The weather forecast from Environment Canada appears to indicate next week will be much the same as this week, which Holler said is about perfect.
“The other thing that we always worry about is water and all that sort of stuff, but it looks like the snow packs in the mountains are high again, this year,” Holler said.
That’s a big difference from last year, when at this time vintners were getting worried about a dry early season for the crop, before heavy precipitation began falling at the dead end of winter and through the spring.
“The Okanagan depends on the snowpack in the alpine to make sure we get enough water all year long,” Holler said.
Holler said his vineyards in Osoyoos have already begun pruning, with the annual fear of an early spring, which can make for a tight timeline to get crops ready for the growing season to start in earnest.
“That’s what we really worry about is if we get too early a spring, we really need to get on top of the work,” he said. “So far this year, I think people would argue that it’s a pretty normal winter. We’re pretty optimistic about the crop and the health of the plants, because as I mentioned the winter hasn’t been a brutal winter.”
As for the wines coming out from last year’s smoky summer, Holler said the trend among wineries is some solid grapes from a tight crop.

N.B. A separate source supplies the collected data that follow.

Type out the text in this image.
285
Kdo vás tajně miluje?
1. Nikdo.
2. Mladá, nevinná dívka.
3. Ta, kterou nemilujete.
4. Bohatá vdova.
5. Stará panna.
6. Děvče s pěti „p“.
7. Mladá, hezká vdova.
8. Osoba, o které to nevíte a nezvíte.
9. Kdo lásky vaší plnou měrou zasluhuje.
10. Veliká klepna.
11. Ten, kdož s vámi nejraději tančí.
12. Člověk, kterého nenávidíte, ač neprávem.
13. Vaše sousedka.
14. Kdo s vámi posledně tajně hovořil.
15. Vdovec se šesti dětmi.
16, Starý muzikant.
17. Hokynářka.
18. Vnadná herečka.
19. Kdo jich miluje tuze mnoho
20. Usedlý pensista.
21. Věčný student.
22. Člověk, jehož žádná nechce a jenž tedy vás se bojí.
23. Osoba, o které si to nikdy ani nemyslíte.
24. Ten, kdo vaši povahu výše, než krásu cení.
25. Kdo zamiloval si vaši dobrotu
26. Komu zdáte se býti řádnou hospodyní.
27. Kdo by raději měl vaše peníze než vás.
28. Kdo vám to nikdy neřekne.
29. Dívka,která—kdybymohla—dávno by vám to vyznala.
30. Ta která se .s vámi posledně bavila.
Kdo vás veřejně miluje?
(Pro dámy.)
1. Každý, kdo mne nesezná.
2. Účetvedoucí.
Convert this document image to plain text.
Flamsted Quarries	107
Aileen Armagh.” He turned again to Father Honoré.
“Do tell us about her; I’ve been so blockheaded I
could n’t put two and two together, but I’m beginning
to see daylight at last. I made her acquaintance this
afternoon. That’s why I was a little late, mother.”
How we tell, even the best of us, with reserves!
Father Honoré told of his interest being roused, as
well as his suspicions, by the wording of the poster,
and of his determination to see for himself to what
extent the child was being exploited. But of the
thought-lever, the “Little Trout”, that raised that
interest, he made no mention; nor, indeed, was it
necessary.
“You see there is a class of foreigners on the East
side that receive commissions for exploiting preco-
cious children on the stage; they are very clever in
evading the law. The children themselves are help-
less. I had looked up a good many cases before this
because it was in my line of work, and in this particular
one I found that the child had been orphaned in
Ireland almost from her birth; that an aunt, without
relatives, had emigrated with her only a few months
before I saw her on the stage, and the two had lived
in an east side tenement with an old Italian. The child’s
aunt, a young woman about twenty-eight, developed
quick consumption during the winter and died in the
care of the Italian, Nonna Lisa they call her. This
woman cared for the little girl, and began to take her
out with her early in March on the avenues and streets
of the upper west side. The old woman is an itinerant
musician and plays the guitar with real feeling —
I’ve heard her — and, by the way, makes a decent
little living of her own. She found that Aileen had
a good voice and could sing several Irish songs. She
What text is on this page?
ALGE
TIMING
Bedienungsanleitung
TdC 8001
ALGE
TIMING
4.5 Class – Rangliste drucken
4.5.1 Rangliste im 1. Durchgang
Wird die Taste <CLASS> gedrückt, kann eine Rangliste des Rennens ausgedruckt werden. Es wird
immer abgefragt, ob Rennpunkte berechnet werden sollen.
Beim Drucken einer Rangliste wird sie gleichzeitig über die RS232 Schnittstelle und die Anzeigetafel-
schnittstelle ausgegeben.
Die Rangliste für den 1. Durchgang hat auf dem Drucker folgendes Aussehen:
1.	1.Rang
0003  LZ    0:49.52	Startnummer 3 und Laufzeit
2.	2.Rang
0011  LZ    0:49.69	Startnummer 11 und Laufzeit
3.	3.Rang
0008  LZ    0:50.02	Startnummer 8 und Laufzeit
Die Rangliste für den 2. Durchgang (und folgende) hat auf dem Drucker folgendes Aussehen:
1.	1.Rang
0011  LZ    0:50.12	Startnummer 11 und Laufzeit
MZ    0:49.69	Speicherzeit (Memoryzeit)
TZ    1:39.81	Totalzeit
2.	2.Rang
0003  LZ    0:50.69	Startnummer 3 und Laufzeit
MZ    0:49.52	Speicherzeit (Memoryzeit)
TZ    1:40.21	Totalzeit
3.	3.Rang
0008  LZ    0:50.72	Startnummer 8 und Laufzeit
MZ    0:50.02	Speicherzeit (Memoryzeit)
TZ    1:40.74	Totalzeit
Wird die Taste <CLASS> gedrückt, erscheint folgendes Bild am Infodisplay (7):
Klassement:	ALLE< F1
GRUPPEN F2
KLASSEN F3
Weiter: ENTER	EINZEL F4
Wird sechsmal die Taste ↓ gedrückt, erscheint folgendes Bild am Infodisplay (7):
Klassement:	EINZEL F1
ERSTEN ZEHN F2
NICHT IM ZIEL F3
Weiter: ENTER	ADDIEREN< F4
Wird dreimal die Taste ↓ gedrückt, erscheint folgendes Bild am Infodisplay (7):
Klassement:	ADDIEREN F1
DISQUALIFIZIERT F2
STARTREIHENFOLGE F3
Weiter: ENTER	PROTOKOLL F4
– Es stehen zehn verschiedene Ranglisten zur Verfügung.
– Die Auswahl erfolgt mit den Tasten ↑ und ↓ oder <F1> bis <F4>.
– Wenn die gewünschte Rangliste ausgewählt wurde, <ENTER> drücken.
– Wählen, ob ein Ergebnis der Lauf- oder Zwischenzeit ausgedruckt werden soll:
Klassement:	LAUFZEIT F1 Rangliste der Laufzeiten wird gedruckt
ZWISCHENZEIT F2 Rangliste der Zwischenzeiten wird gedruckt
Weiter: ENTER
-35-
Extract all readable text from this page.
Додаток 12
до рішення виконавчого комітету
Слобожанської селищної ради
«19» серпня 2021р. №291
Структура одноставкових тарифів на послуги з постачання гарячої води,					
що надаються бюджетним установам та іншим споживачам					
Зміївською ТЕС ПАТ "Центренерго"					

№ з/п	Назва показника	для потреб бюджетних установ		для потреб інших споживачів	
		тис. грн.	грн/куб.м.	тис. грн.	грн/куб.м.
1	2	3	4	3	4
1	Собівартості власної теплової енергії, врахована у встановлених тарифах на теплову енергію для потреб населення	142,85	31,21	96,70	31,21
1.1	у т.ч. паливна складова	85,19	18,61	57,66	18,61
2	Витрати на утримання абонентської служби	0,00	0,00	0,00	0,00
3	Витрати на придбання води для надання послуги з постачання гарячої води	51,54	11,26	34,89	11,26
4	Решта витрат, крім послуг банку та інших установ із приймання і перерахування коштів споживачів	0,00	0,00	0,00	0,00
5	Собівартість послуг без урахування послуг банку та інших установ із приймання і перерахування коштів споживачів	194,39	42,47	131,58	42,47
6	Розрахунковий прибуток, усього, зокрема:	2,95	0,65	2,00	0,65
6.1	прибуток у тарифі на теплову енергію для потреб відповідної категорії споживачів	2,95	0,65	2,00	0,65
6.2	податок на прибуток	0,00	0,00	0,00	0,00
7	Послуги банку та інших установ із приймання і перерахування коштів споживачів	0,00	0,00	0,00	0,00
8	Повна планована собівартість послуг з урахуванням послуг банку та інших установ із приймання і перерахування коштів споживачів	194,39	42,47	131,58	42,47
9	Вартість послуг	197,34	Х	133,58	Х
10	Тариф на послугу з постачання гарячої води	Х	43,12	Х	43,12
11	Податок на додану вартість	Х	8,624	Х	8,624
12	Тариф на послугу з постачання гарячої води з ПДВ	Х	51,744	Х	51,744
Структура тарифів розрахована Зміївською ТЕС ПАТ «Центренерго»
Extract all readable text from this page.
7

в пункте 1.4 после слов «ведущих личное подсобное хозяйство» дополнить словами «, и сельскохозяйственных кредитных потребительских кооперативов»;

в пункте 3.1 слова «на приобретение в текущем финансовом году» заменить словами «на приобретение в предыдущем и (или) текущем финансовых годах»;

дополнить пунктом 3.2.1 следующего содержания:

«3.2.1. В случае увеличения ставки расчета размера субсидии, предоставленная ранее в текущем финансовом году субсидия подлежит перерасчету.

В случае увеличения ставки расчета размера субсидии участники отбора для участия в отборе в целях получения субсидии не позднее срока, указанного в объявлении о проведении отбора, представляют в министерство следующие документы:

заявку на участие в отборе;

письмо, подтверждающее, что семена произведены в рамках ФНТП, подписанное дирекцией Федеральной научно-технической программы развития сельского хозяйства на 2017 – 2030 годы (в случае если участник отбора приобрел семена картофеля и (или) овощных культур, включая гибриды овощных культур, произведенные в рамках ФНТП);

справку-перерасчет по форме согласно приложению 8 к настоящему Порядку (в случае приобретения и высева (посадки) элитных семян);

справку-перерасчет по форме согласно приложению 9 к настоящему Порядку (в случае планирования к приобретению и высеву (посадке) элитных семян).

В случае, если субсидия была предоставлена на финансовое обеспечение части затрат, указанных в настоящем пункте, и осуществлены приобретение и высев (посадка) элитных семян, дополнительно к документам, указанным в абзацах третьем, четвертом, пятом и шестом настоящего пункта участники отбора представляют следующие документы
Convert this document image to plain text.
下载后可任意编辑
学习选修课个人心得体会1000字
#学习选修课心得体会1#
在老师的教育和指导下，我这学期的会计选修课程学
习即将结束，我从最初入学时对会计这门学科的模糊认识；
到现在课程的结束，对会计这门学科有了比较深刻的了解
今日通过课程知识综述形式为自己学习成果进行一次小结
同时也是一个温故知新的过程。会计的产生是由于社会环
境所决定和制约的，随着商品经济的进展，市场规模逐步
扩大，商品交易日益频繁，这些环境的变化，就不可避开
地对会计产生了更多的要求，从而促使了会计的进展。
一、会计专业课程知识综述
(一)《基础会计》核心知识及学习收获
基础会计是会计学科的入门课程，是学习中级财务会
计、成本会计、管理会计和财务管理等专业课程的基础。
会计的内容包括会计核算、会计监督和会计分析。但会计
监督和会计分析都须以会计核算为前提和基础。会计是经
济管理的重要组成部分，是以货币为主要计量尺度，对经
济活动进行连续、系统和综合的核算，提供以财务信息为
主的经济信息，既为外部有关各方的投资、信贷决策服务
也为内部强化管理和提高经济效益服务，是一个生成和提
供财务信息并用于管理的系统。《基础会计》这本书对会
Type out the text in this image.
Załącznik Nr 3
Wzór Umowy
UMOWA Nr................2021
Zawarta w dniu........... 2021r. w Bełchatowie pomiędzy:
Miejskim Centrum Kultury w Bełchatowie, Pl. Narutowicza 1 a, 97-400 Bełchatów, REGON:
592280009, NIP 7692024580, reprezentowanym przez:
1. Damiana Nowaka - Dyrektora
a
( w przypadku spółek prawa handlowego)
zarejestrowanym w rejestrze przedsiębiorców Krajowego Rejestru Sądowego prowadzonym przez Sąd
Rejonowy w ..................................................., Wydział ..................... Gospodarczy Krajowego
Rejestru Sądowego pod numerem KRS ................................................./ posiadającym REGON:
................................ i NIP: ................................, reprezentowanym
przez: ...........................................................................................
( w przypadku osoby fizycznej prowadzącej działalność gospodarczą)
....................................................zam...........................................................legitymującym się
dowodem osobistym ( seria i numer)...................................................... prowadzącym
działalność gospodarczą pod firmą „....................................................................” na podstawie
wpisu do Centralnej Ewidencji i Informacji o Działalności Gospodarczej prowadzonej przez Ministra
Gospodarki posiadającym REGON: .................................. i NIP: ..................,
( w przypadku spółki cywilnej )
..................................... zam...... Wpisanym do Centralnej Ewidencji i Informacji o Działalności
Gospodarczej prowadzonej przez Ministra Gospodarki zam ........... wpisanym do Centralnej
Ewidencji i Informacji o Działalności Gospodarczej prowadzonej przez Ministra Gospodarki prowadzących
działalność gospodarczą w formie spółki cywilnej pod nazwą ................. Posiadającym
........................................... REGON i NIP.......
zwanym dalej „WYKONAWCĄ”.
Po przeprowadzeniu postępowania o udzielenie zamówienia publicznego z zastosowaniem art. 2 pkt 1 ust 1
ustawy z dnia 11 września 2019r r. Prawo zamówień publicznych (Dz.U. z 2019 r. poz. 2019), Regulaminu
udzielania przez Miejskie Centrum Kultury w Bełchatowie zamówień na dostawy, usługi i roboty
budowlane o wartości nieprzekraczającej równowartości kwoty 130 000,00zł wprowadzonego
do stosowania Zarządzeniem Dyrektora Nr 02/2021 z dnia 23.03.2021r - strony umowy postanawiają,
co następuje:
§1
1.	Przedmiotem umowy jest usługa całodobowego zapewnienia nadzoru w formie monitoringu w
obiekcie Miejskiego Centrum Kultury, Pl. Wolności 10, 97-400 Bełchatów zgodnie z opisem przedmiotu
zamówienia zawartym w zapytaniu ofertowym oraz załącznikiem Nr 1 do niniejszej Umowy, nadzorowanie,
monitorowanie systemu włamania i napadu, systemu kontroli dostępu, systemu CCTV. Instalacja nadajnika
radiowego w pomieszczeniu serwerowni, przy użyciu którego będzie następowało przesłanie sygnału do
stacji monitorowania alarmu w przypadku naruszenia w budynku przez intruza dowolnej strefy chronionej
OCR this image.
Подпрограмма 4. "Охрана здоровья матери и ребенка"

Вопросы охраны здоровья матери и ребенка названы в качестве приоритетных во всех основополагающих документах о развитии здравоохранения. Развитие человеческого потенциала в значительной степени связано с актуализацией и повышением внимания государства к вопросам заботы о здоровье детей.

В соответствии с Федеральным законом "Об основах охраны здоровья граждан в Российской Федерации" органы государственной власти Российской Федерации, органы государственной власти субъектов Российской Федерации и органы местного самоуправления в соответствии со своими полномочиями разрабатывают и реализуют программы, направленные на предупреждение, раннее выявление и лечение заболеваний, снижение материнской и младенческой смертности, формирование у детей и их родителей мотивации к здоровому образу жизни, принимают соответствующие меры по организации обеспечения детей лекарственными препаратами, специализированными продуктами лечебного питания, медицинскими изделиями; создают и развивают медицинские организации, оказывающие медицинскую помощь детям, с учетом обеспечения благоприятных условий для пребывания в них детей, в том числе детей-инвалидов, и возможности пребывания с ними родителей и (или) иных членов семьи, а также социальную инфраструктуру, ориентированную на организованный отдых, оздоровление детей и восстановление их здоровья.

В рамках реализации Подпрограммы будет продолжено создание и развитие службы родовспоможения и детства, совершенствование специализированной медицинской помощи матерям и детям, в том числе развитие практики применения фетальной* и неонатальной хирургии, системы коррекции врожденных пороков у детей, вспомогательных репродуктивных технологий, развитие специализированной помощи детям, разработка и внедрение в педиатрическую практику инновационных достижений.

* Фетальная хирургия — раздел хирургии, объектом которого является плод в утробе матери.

“We noticed that our crop estimates were off, and we harvested probably 15 per cent less fruit than we would have in a typical year,” he said. “But the quality of the fruit was exceptional.”
That, he said, is because when there are fewer fruits competing for nutrients, those that do show up on the vine, tree or bush tend to grow bigger and juicier.
He also pushed back against the notion of a record-setting summer of wildfires infusing a smoky taste into the wines.
“It can. What we observed was that if you get ash falling in the vineyards and the ash settles into the bunches, that seems to have a pretty dramatic effect on flavour,” Holler said.
“Certainly, within the South Okanagan, we really had no ash. We had lots of smoke, but I think the fires were far enough away from us so the ash wasn’t falling anywhere near where we were. And I tasted all the 17 wines, and there’s no smoke taint.”
But a UBC Okanagan study published in January showed that Cabernet Franc grapes exposed to simulated forest fire smoke quickly absorbed volatile phenols — chemicals in the smoke that can give wine an off-putting smoky flavour and aroma known as smoke taint — and held onto those chemicals long after the smoke was gone.
“Once there, the concentrations remained unchanged in the grape throughout its development. Only when the grapes were fermented into wine could the smoky-flavoured volatile phenols be detected,” PhD student Matthew Noestheden said at the time.
The only way to know for sure is to find a willing participant for a taste test — and that likely won’t be too difficult to find.